It’s the beginning of high school football season across this glorious land. I honestly love nothing more than getting back on the gridiron with the high school kids. There are so many intangibles that the beginning of any sport brings; and in our massive consumption of football world this sport seems to bring a lot of people together, quickly. You will see a lot of this “love for the sport” breeding through my posts and rants – the same love I have for all sports. Seeing kids overcome hurdles and demons and using sport/activity to express their selves is awesome. Seeing boys and girls using sports as a conduit to become better men and women by learning virtues such as: integrity, commitment, discipline and expecting to succeed.
Over the years I have obviously developed a keen eye for concussion as it relates to sport. There is no greater sport for this injury to occur at my high school than football. I have been blessed with coaches and administrators that listen to my input regarding overall safety, particularly when it comes to concussion. But this past week I noticed something that perhaps I had seen plenty of times before, but it just finally hit me.
It has to do with the practice collisions and how things that start innocently enough can change and create issues. I must give my head coach massive credit for being on the same wave length and even finishing my sentences when we were discussing my observations. It shows, to me, that he has the best interest of the players in mind – and he wants a fully healthy team. Secondly I happened to read a recent research paper about data collection on forces in football (while writing up my Sensor Overload post).

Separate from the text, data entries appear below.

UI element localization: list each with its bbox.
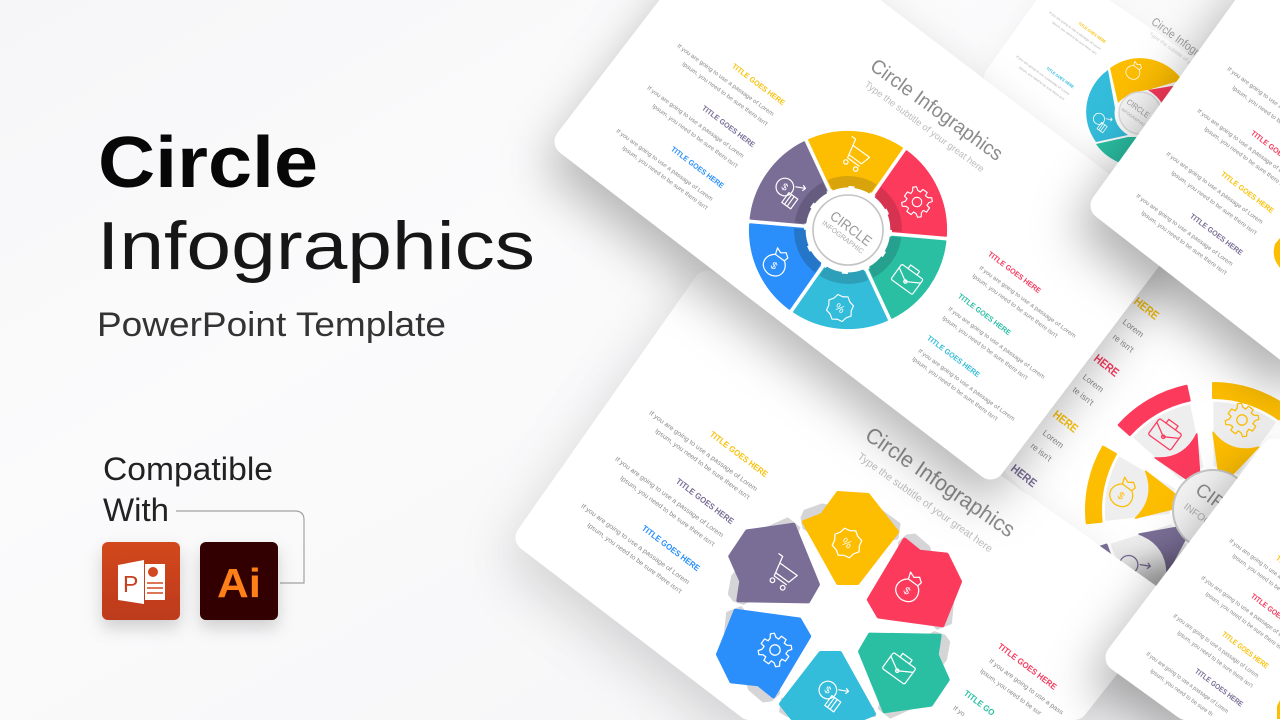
- text block: green: TITLE GO: [962, 688, 997, 718]
- text block: yellow: TITLE GOES HERE: [1220, 630, 1270, 670]
- text blocks: small slide: Ipsum, you need to be sure there isn't: [1051, 21, 1098, 56]
- icon: money bag: $: [901, 585, 912, 598]
- text block: red: If you are going to use a pass: [987, 658, 1065, 717]
- text block: purple: If you are going to use a passage of Lorem: [613, 456, 725, 539]
- icon: Illustrator: [200, 542, 278, 620]
- icon: coin: [812, 675, 849, 712]
- panel: bottom right slide: [1120, 453, 1280, 719]
- text block: yellow: Ipsum, you need to be sure there isn't: [1176, 630, 1254, 690]
- text block: yellow: If you are going to use a passage of Lorem: [1172, 613, 1259, 679]
- text block: cyan: If you are going to use a passage of Lorem: [917, 348, 1016, 423]
- text: small slide subtitle: Type the subtitle of your: [1148, 31, 1199, 70]
- segment: yellow: [805, 128, 903, 196]
- text block: purple: If you are going to use a passage of Lorem: [646, 85, 745, 160]
- icon: PowerPoint: [102, 542, 180, 620]
- panel: right middle slide: [1008, 225, 1280, 700]
- icon: coin: [769, 172, 806, 209]
- icon: gear: [1221, 399, 1263, 441]
- text block: purple: TITLE GOES HERE: [700, 104, 757, 149]
- text block: purple: Ipsum, you need to be sure th: [1149, 668, 1214, 718]
- segment: cyan: [793, 264, 891, 332]
- icon: briefcase: [1148, 415, 1185, 450]
- text block: green: If yo: [951, 705, 966, 718]
- icon: money bag: [892, 569, 927, 606]
- text block: purple: If you are going to use a passage of Lorem: [1135, 193, 1234, 268]
- text: clipped labels: re isn't: [1029, 441, 1054, 464]
- text block: purple: Ipsum, you need to be sure there isn't: [618, 475, 716, 548]
- text block: purple: Ipsum, you need to be sure there isn't: [1140, 210, 1228, 277]
- segment: purple: [741, 136, 844, 246]
- segment: blue: [739, 204, 833, 314]
- icon: briefcase: [891, 260, 926, 295]
- segment: purple: [712, 504, 839, 633]
- chart: small circle wheel: CIRCLE: [1125, 97, 1151, 120]
- center gear: INFOGRAPHIC: [820, 220, 865, 256]
- icon: coin: $: [822, 685, 833, 697]
- text: slide subtitle: Type the subtitle of your great here: [862, 79, 986, 175]
- text blocks: small slide: TITLE GOES HERE: [1045, 66, 1075, 89]
- center gear: [806, 188, 890, 272]
- icon: gear: [754, 629, 796, 671]
- text block: red: If you are going to use a passage of Lorem: [978, 265, 1077, 340]
- text: clipped labels: HERE: [1091, 351, 1122, 380]
- text block: cyan: Ipsum, you need to be sure there isn't: [911, 356, 999, 423]
- text: clipped labels: HERE: [1008, 461, 1040, 490]
- center gear: CIRCLE: [827, 208, 875, 249]
- chart: small circle wheel: INFOGRAPHIC: [1120, 107, 1146, 127]
- text: clipped labels: Lorem: [1121, 317, 1146, 339]
- icon: PowerPoint: P: [123, 571, 138, 597]
- chart: segmented wheel: [1081, 377, 1280, 616]
- text block: blue: Ipsum, you need to be sure there isn't: [621, 145, 709, 212]
- chart: segmented wheel: INFOGRAPHIC: [1181, 501, 1244, 551]
- icon: percent badge: [826, 522, 868, 564]
- icon: money bag: $: [1115, 490, 1126, 503]
- panel: top slide: [569, 0, 1165, 465]
- text: Compatible With: Compatible: [103, 451, 273, 487]
- segment: red: [851, 523, 977, 652]
- segment: red: [863, 146, 957, 256]
- panel: bottom slide: [530, 285, 1155, 720]
- text block: yellow: TITLE GOES HERE: [1219, 170, 1276, 215]
- subtitle: PowerPoint Template: PowerPoint Template: [97, 306, 446, 344]
- text block: purple: TITLE GOES HERE: [1193, 667, 1245, 709]
- heading: slide title: Circle Infographics: [866, 55, 1007, 166]
- segment: yellow: [802, 493, 899, 583]
- text blocks: small slide: TITLE GOES HERE: [1077, 21, 1107, 44]
- chart: segmented wheel: [739, 128, 957, 332]
- panel: top right slide: [1105, 0, 1280, 355]
- text block: yellow: If you are going to use a passage of Lorem: [1165, 151, 1264, 226]
- text block: red: TITLE GOES HERE: [996, 641, 1059, 692]
- title: Infographics: Infographics: [97, 208, 535, 284]
- text block: green: TITLE GOES HERE: [956, 292, 1013, 337]
- text: clipped labels: [1008, 294, 1162, 490]
- text: clipped labels: Lorem: [1081, 372, 1106, 394]
- text block: yellow: TITLE GOES HERE: [730, 62, 787, 107]
- text block: blue: TITLE GOES HERE: [640, 523, 702, 573]
- text: slide subtitle: Type the subtitle of your great here: [855, 451, 995, 555]
- icon: money bag: [1106, 474, 1141, 511]
- text block: purple: Ipsum, you need to be sure there isn't: [651, 103, 739, 170]
- text block: red: Ipsum, you need to be sur: [978, 668, 1043, 717]
- text: clipped labels: te isn't: [1071, 385, 1096, 408]
- text: clipped labels: HERE: [1050, 407, 1081, 436]
- icon: Illustrator: Ai: [217, 560, 261, 606]
- text block: red: TITLE GOES HERE: [986, 250, 1043, 295]
- text blocks: small slide: If you are going to use a passage of Lorem: [1015, 55, 1071, 96]
- icon: gear: [898, 183, 936, 221]
- text block: yellow: Ipsum, you need to be sure there isn't: [681, 61, 769, 128]
- text blocks: small slide: If you are going to use a passage of Lorem: [1048, 11, 1102, 51]
- text block: yellow: If you are going to use a passage of Lorem: [647, 410, 759, 493]
- text: Compatible With: [103, 451, 273, 528]
- segment: green: [839, 603, 966, 720]
- text block: blue: If you are going to use a passage of Lorem: [615, 128, 714, 203]
- chart: yellow segment edge: [1274, 238, 1280, 268]
- text block: purple: TITLE GOES HERE: [1188, 212, 1245, 257]
- icon: briefcase: [882, 649, 919, 684]
- icon: percent badge: %: [832, 301, 847, 316]
- icon: coin: $: [779, 182, 790, 194]
- segment: cyan: [779, 653, 876, 718]
- icon: money bag: $: [768, 260, 779, 273]
- panel: small back slide: [998, 0, 1280, 340]
- segment: green: [852, 214, 955, 324]
- chart: petal wheel: [701, 493, 977, 720]
- chart: segmented wheel: CIRCLE: [1191, 479, 1260, 537]
- text block: green: Ipsum, you need to be sure there isn't: [941, 315, 1029, 382]
- icon: coin: [1112, 549, 1151, 588]
- text blocks: small slide: Ipsum, you need to be sure there isn't: [1018, 66, 1065, 101]
- icon: cart: [837, 137, 873, 173]
- text block: purple: TITLE GOES HERE: [674, 476, 736, 526]
- heading: small slide title: Circle Infogr: [1149, 14, 1202, 59]
- connector line: [176, 511, 304, 583]
- text block: yellow: Ipsum, you need to be sure there isn't: [1170, 170, 1258, 237]
- text block: yellow: Ipsum, you need to be sure there isn't: [653, 428, 751, 501]
- text block: yellow: TITLE GOES HERE: [708, 429, 770, 479]
- chart: small circle wheel: [1086, 58, 1182, 163]
- title: Circle: Circle: [98, 123, 318, 203]
- text blocks: small slide: [1015, 11, 1107, 101]
- text block: yellow: If you are going to use a passage of Lorem: [676, 43, 775, 118]
- text block: red: Ipsum, you need to be sure there isn't: [971, 273, 1059, 340]
- icon: cart: [763, 554, 801, 592]
- text block: green: If you are going to use a passage of Lorem: [947, 306, 1046, 381]
- icon: money bag: [759, 245, 793, 280]
- text: clipped labels: HERE: [1131, 294, 1162, 323]
- icon: percent badge: %: [839, 536, 854, 552]
- text block: cyan: TITLE GOES HERE: [925, 334, 982, 379]
- heading: slide title: Circle Infographics: [861, 422, 1020, 542]
- text block: red: [978, 641, 1065, 717]
- text block: blue: Ipsum, you need to be sure there isn't: [585, 522, 683, 595]
- segment: blue: [701, 584, 827, 713]
- text block: blue: TITLE GOES HERE: [669, 145, 726, 190]
- text: Compatible With: With: [103, 492, 169, 528]
- text: clipped labels: re isn't: [1111, 332, 1136, 355]
- text block: blue: If you are going to use a passage of Lorem: [579, 503, 691, 586]
- chart: yellow segment edge: [1277, 700, 1280, 719]
- shadow pool near lower edge: [1119, 561, 1211, 609]
- icon: percent badge: [821, 289, 859, 327]
- text: clipped labels: Lorem: [1041, 428, 1066, 450]
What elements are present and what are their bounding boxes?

In a simple “technique” tackling drill two players were approximately five yards apart. To either side of the players were agility bags spaced at about 4 yards. The purpose of the drill was for the ball carrier to angle run to either bag, while the defensive player was to use proper technique and wrap up the ball carrier – not taking him to the ground. The players were outfitted in helmets and shoulder pads only. The players were directed to begin at “3/4” speed and the ball carrier was to be willing to let the defender use current “proper technique” to achieve the form and fit for a tackle (face mask up, wrap-lift-drive through the man). It started all well and good, and the players naturally began to increase their speed/effort as they became comfortable with the drill. The drill lasted five minutes from setup to finish.